The kindergarten teacher complains about the child's family because they don't pay attention.
The first grade teacher blames the kindergarten teacher for the child's lack of skill in using scissors.
The third grade teacher complains about her colleagues in lower grades because the child is moderately literate.
The first year high school teacher doesn't understand how the sixth grade teacher let him get away with so many spelling mistakes.
The sixth year high school teacher looks down on his fourth grade peer because the child doesn't distinguish between science fiction and fantasy.
The first year university professor murmurs about the inefficiency of all the high school teachers who didn't teach the child how to interpret when he reads.
The third year university professor complains about the university teaching staff that preceded him because the child doesn't understand the basic concepts of the degree.
The professional who hires the newly graduated child rages against the University that awarded him the diploma without having prepared him sufficiently.
This is what usually happens in the corridors of education. People are looking for the guilty. And the thread is usually cut, as we know, at the weakest point.
There are no guilty ones, there are those responsible.
But in no way are they the teachers, subjects battered by both political discourse and economic recognition, not to mention by journalism that generates in the public opinion of television viewers a trace of distrust between the family and education.
Where is the responsible party? In the subject who must learn or in the society that demands that he know? From the 18th century we inherited the idea that education is a tool for individual and, ergo, social progress.
It is a paradigm that, evidently, is taking on water from all sides and we all look at the shipwreck and run to the Titanic with band-aids and gauze: the disproportion is sad.
We should not be surprised that in 20 or 50 years schools as we know them will disappear. School for what? To put 300/400 children inside and stop them from wandering around the streets? So that mom and dad can work and bring home the bread?
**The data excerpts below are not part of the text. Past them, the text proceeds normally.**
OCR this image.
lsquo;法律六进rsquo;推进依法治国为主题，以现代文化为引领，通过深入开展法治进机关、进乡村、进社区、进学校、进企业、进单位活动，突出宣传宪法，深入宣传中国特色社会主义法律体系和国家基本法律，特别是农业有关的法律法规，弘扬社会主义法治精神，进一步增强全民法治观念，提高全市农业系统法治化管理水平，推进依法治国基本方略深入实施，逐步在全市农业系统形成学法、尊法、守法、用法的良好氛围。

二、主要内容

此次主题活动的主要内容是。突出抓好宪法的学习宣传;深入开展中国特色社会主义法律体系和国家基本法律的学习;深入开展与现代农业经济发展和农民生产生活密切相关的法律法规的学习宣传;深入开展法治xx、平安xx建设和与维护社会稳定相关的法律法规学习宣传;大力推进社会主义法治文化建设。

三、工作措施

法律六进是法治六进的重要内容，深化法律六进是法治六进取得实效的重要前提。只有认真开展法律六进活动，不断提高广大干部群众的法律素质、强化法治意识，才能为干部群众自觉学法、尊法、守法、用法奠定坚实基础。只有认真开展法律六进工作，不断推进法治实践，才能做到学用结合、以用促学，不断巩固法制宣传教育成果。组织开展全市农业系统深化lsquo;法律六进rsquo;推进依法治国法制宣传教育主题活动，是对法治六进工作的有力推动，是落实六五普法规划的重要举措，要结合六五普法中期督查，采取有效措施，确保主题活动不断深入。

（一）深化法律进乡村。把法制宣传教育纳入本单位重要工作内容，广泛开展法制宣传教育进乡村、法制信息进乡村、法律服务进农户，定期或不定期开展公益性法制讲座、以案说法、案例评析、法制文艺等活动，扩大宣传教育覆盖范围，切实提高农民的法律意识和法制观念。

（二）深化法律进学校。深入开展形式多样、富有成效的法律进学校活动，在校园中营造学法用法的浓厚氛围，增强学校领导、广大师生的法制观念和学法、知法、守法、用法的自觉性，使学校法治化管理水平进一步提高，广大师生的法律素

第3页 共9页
So that children can meet other children and socialize as if the function of the school were a sports club?
Irrevocably everything that is born dies. And just as mass school was born and had its heyday, it can disappear in the same way. Simply because no one is really interested in school. Do they teach how to buy cars and drive them at school? No. Do they teach how to save? Neither. Does school teach the importance of having lots of virtual friends? No. And having the television on all day? No. The school became outdated because it pursues, like Quixote, worlds that do not exist except within itself: knowledge is endogamous because it was reduced to that.
The society of the 20th century and, fundamentally, that of this already advanced 21st century no longer trusts at all in the enlightened Reason, nor in reason alone. So how can it trust and value the son if it no longer values the father? That is to say: if the world no longer moves - something quite evident - in the orbit of reason, how can we expect it to value the school as a corollary.
We are watching the agony of a paradigm and we are in the delivery room of Mother History: the new gnoseological paradigm will inevitably be born, it is only waiting for Mother History to push harder.
Obviously knowledge will not die, but the school will. That majestic Titanic that has been sailing through space for more than two centuries. Let us not look on in dismay, as if it were an impossible thing. Everything has an end, everything ends. And the rational paradigm that made the existence of the school possible is dying.
Let us wait. What will come in its place. We do not know. Many of us still have the capacity for wonder. That is the husband of History. Let us trust that this marriage will illuminate the times to come.